Да и сам экономический кризис, несмотря на всю его серьёзность, не был действительно «крахом». (Как убедился позднее, изучив новые данные, один американский экономист, «советская экономика была гораздо более прочной, чем предстает в ретроспекции».) Граждане продолжали работать и получать зарплату, и экономика в целом, несмотря на растущий беспорядок, продолжала функционировать, время от времени даже демонстрируя некоторые признаки выздоровления{133}. В 1990 г. промышленное производство начало резко падать, но сельскохозяйственные показатели оказались одними из самых высоких за десятилетия. Конечно, кризису способствовало то, что на руках у граждан оказалось гораздо больше свободных средств, чем когда-либо раньше: «слишком много рублей», на которые можно было купить «слишком мало товаров», поскольку большинство предметов первой необходимости, в том числе продуктов питания, исчезло с прилавков.
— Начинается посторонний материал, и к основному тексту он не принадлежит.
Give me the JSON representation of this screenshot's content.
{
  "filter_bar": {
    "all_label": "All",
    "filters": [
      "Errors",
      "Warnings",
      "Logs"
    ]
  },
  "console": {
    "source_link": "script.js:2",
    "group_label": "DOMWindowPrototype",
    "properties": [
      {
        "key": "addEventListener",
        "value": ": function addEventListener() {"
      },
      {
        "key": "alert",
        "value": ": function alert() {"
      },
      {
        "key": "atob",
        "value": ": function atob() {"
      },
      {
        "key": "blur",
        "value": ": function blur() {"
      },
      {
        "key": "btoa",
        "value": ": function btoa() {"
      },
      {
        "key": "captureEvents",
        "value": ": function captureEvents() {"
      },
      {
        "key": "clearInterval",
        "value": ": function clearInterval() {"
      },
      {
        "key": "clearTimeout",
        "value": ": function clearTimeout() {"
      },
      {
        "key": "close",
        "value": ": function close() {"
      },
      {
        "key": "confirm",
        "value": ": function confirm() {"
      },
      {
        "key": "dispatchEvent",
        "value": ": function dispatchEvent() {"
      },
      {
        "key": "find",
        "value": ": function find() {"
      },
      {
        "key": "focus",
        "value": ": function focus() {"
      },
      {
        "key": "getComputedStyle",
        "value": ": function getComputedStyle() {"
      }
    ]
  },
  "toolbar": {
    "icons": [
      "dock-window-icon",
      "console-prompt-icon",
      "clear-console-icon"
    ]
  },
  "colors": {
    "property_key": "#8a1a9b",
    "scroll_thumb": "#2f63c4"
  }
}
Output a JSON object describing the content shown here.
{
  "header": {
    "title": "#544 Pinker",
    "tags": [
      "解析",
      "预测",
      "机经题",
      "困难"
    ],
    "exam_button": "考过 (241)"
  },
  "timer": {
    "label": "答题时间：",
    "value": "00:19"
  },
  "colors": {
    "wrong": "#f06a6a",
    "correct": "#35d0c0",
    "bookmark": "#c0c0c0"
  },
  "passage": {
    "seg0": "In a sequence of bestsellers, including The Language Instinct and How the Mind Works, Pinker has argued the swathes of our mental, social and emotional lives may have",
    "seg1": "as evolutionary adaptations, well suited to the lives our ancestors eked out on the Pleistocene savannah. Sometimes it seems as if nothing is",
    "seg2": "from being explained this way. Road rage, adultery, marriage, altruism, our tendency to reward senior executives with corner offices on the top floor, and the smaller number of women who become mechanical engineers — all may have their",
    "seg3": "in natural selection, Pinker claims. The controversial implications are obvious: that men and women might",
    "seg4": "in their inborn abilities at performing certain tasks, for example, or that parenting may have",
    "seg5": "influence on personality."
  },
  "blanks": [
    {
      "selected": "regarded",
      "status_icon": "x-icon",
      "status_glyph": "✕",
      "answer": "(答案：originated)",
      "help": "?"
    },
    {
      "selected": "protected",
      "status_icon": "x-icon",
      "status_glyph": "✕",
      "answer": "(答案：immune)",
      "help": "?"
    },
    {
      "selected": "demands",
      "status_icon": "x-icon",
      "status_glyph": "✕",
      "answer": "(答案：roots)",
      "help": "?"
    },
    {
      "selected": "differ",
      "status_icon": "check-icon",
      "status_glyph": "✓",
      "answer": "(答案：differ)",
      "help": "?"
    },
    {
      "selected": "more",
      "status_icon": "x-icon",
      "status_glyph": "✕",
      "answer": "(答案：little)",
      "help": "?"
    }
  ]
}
Этот товарный дефицит способствовал распространению мифа о тотальном экономическом крахе, но проблема заключалась, прежде всего, в кризисе распределения. В ожидании неминуемого роста государственных цен и потребители, и поставщики припрятывали товары до лучших времён: первые, из страха перед ростом цен, делали запасы дома, а вторые, надеясь впоследствии получить большую прибыль, придерживали товары на складах{134}.[53] (Недаром прилавки так быстро вновь заполнились товарами, причём не только импортными, стоило Ельцину отпустить цены и девальвировать рубль.) Впрочем, значение даже этого кризиса снабжения было преувеличено. Советские люди не впервые столкнулись с проблемой дефицита. Но, хотя и раньше они периодически испытывали недостаток тех или иных товаров, панические разговоры о нависшей катастрофе и, в том числе, об угрозе общенационального голода, зазвучали только теперь и стали частью общей «истерии» 1990–91 гг. (Панически раскупать товары первой необходимости, как только возникают слухи о дефиците, и, тем самым, создавать этот дефицит по-прежнему является российской традицией. В 2006 г., например, она проявилась в «соляной лихорадке» и была правильно расценена как «психологический» феномен, не имеющий «ничего общего с реальной экономикой»){135}.[54]
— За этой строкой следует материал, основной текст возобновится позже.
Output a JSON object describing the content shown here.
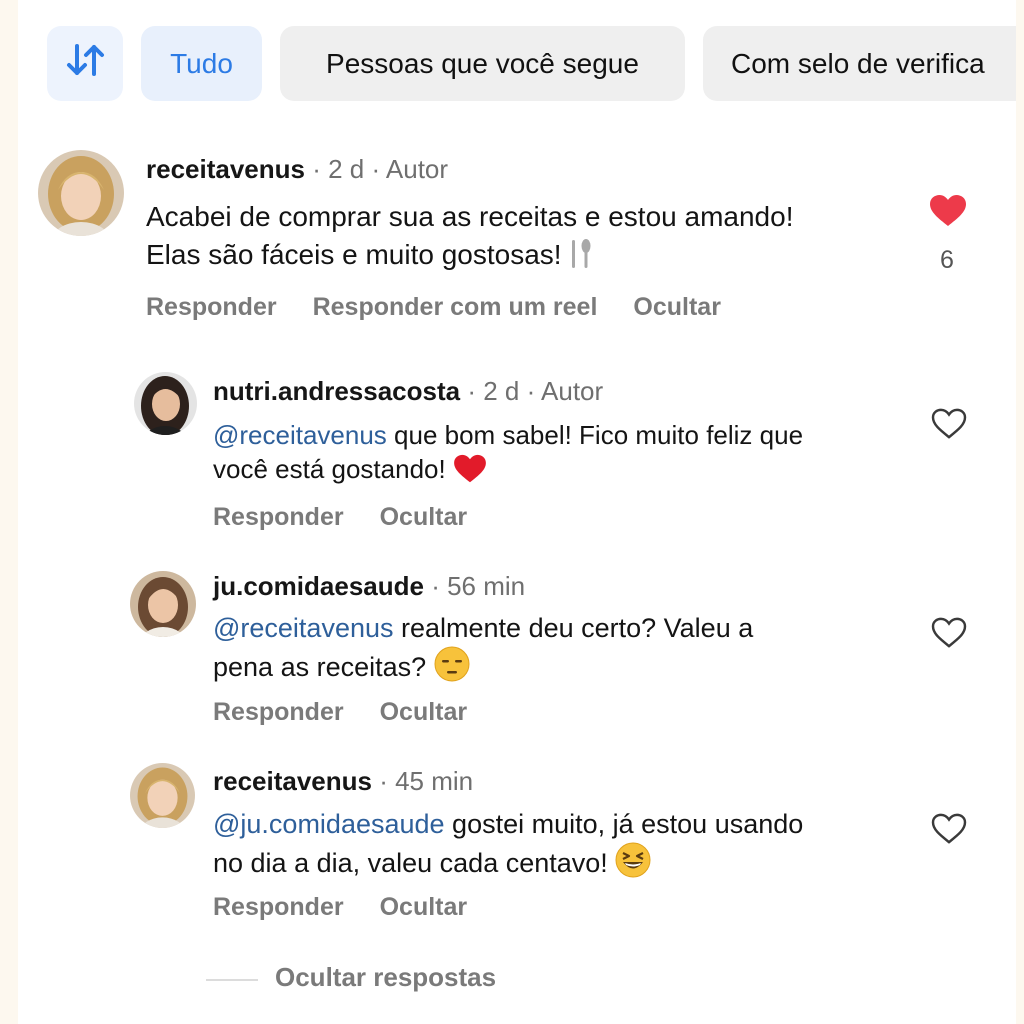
{
  "filters": {
    "sort_icon": "sort-arrows-icon",
    "chips": [
      "Tudo",
      "Pessoas que você segue",
      "Com selo de verifica"
    ]
  },
  "colors": {
    "accent": "#2c7be5",
    "mention": "#2e5f9a",
    "like_red": "#ed3a4a"
  },
  "comment": {
    "username": "receitavenus",
    "meta": " · 2 d · Autor",
    "text": "Acabei de comprar sua as receitas e estou amando! Elas são fáceis e muito gostosas!",
    "emoji": "fork-knife-icon",
    "likes": "6",
    "liked": true,
    "actions": [
      "Responder",
      "Responder com um reel",
      "Ocultar"
    ]
  },
  "replies": [
    {
      "username": "nutri.andressacosta",
      "meta": " · 2 d · Autor",
      "mention": "@receitavenus",
      "text": " que bom sabel! Fico muito feliz que você está gostando!",
      "emoji": "red-heart-icon",
      "actions": [
        "Responder",
        "Ocultar"
      ]
    },
    {
      "username": "ju.comidaesaude",
      "meta": " · 56 min",
      "mention": "@receitavenus",
      "text": " realmente deu certo? Valeu a pena as receitas?",
      "emoji": "unamused-face-icon",
      "actions": [
        "Responder",
        "Ocultar"
      ]
    },
    {
      "username": "receitavenus",
      "meta": " · 45 min",
      "mention": "@ju.comidaesaude",
      "text": " gostei muito, já estou usando no dia a dia, valeu cada centavo!",
      "emoji": "grinning-squinting-face-icon",
      "actions": [
        "Responder",
        "Ocultar"
      ]
    }
  ],
  "hide_replies": "Ocultar respostas"
}
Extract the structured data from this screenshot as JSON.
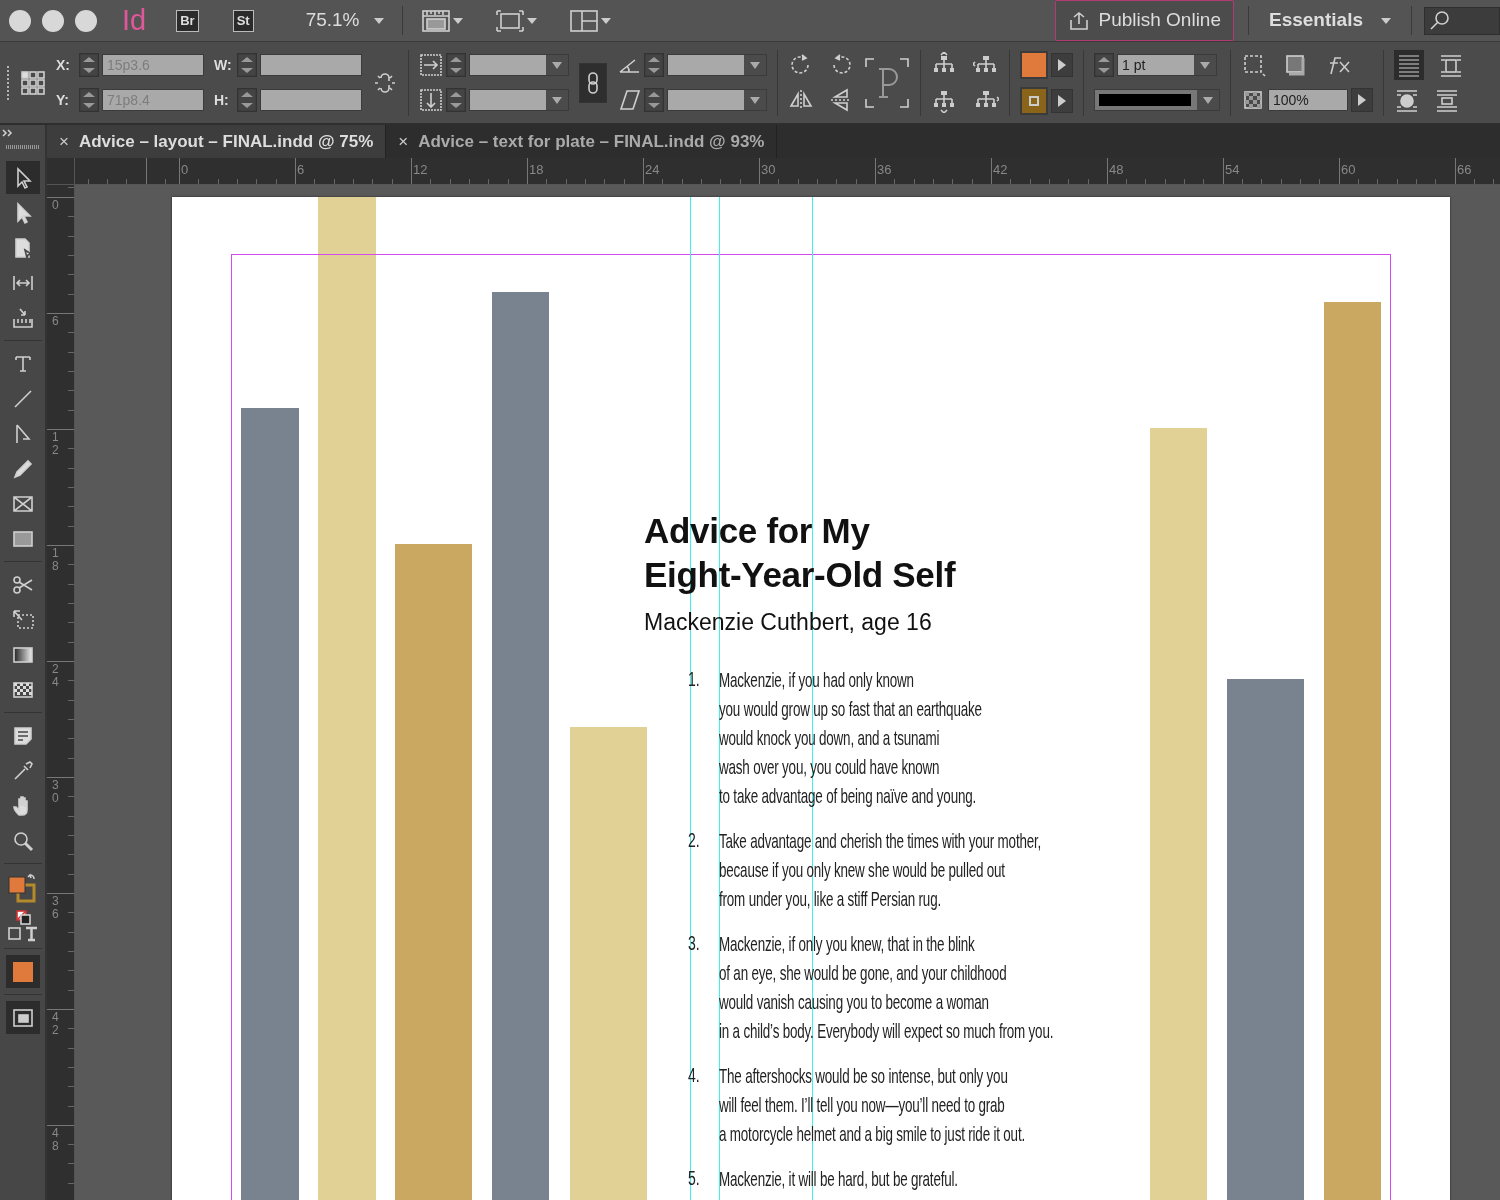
{
  "window": {
    "logo": "Id",
    "app_badges": [
      "Br",
      "St"
    ],
    "zoom": "75.1%",
    "publish_button": "Publish Online",
    "workspace": "Essentials"
  },
  "control_bar": {
    "x_label": "X:",
    "x_value": "15p3.6",
    "y_label": "Y:",
    "y_value": "71p8.4",
    "w_label": "W:",
    "h_label": "H:",
    "stroke_weight": "1 pt",
    "opacity": "100%"
  },
  "tabs": [
    {
      "label": "Advice – layout – FINAL.indd @ 75%",
      "close": "×",
      "selected": true
    },
    {
      "label": "Advice – text for plate – FINAL.indd @ 93%",
      "close": "×",
      "selected": false
    }
  ],
  "ruler": {
    "horizontal": [
      "0",
      "6",
      "12",
      "18",
      "24",
      "30",
      "36",
      "42",
      "48",
      "54",
      "60",
      "66"
    ],
    "vertical": [
      "0",
      "6",
      "12",
      "18",
      "24",
      "30",
      "36",
      "42",
      "48"
    ]
  },
  "tools": [
    {
      "selected": true
    },
    {
      "selected": false
    },
    {
      "selected": false
    },
    {
      "selected": false
    },
    {
      "selected": false
    },
    {
      "selected": false
    },
    {
      "selected": false
    },
    {
      "selected": false
    },
    {
      "selected": false
    },
    {
      "selected": false
    },
    {
      "selected": false
    },
    {
      "selected": false
    },
    {
      "selected": false
    },
    {
      "selected": false
    },
    {
      "selected": false
    },
    {
      "selected": false
    },
    {
      "selected": false
    },
    {
      "selected": false
    },
    {
      "selected": false
    }
  ],
  "document": {
    "bars": [
      {
        "color": "#79828f"
      },
      {
        "color": "#e2d195"
      },
      {
        "color": "#cba862"
      },
      {
        "color": "#79828f"
      },
      {
        "color": "#e2d195"
      },
      {
        "color": "#e2d195"
      },
      {
        "color": "#79828f"
      },
      {
        "color": "#cba862"
      }
    ],
    "title_lines": [
      "Advice for My",
      "Eight-Year-Old Self"
    ],
    "byline": "Mackenzie Cuthbert, age 16",
    "items": [
      {
        "number": "1.",
        "lines": [
          "Mackenzie, if you had only known",
          "you would grow up so fast that an earthquake",
          "would knock you down, and a tsunami",
          "wash over you, you could have known",
          "to take advantage of being naïve and young."
        ]
      },
      {
        "number": "2.",
        "lines": [
          "Take advantage and cherish the times with your mother,",
          "because if you only knew she would be pulled out",
          "from under you, like a stiff Persian rug."
        ]
      },
      {
        "number": "3.",
        "lines": [
          "Mackenzie, if only you knew, that in the blink",
          "of an eye, she would be gone, and your childhood",
          "would vanish causing you to become a woman",
          "in a child’s body. Everybody will expect so much from you."
        ]
      },
      {
        "number": "4.",
        "lines": [
          "The aftershocks would be so intense, but only you",
          "will feel them. I’ll tell you now—you’ll need to grab",
          "a motorcycle helmet and a big smile to just ride it out."
        ]
      },
      {
        "number": "5.",
        "lines": [
          "Mackenzie, it will be hard, but be grateful."
        ]
      }
    ]
  }
}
Пустые полки государственных магазинов, несмотря на яркость образа, не означали массового голода. Деревенские жители во все времена питались в основном тем, что вырастили сами, но даже многие горожане не были полностью зависимы от государственных прилавков. Существовали, пускай более дорогие, негосударственные — колхозные и кооперативные — рынки и магазины, существовали личные дачи с огородами, а, кроме того, существовала система общественного питания: почти все работающие и учащиеся советские граждане традиционно обедали в столовых по месту работы или учебы, откуда они также могли брать продукты домой. Эта устоявшаяся система продолжала действовать и в 1990–91 гг., хотя, без сомнения, качество такого питания заметно снизилось{136}.

51





Бурлацкий называет украинскую элиту «главным тараном» в деле разрушения СССР, а Дебарделебен обращает внимание на «значение реальности, выстроенной элитами».

52

По наблюдению бывшего советского диссидента и политзаключенного, только с запуском гайдаровских «реформ» в 1992 г. в стране «впервые появились голодные». — Andrei Sinyavsky. The Russian Intelligentsia. — New York, 1997. P. 29–30.

53

Руководство понимало, что главной причиной проблемы является официальная ценовая политика. См. Лукьянов Анатолий // Комсомольская правда. 1991. 13 марта, а также Новая жизнь. 2002. 25 октября (со ссылкой на Горбачёва). Такого же рода «искусственно созданный» дефицит случился в стране в 1928–1929 гг., послужив одной из причин свертывания НЭПа — эту точку зрения озвучил Анатолий Собчак. См. Anatoly Sobchak // FBIS. Sept. 24, 1991. P. 68.

54

Мрачные предзнаменования исходили как от противников Горбачёва, так и от его собственного окружения, которое надеялось таким образом запугать Запад и заставить раскошелиться, не то дестабилизированный Союз вконец утратит «контроль за крупнейшим в мире ядерным потенциалом». См., напр., письмо Григория Явлинского и Евгения Примакова участникам встречи «большой семёрки», New York Times, May 30, 1991; Michael R. Beschloss and Strobe Talbott. At the Highest Levels. — Boston, 1993. P. 384. По поводу «соляной лихорадки» см. Moscow News. Feb. 17 — March 2, 2006.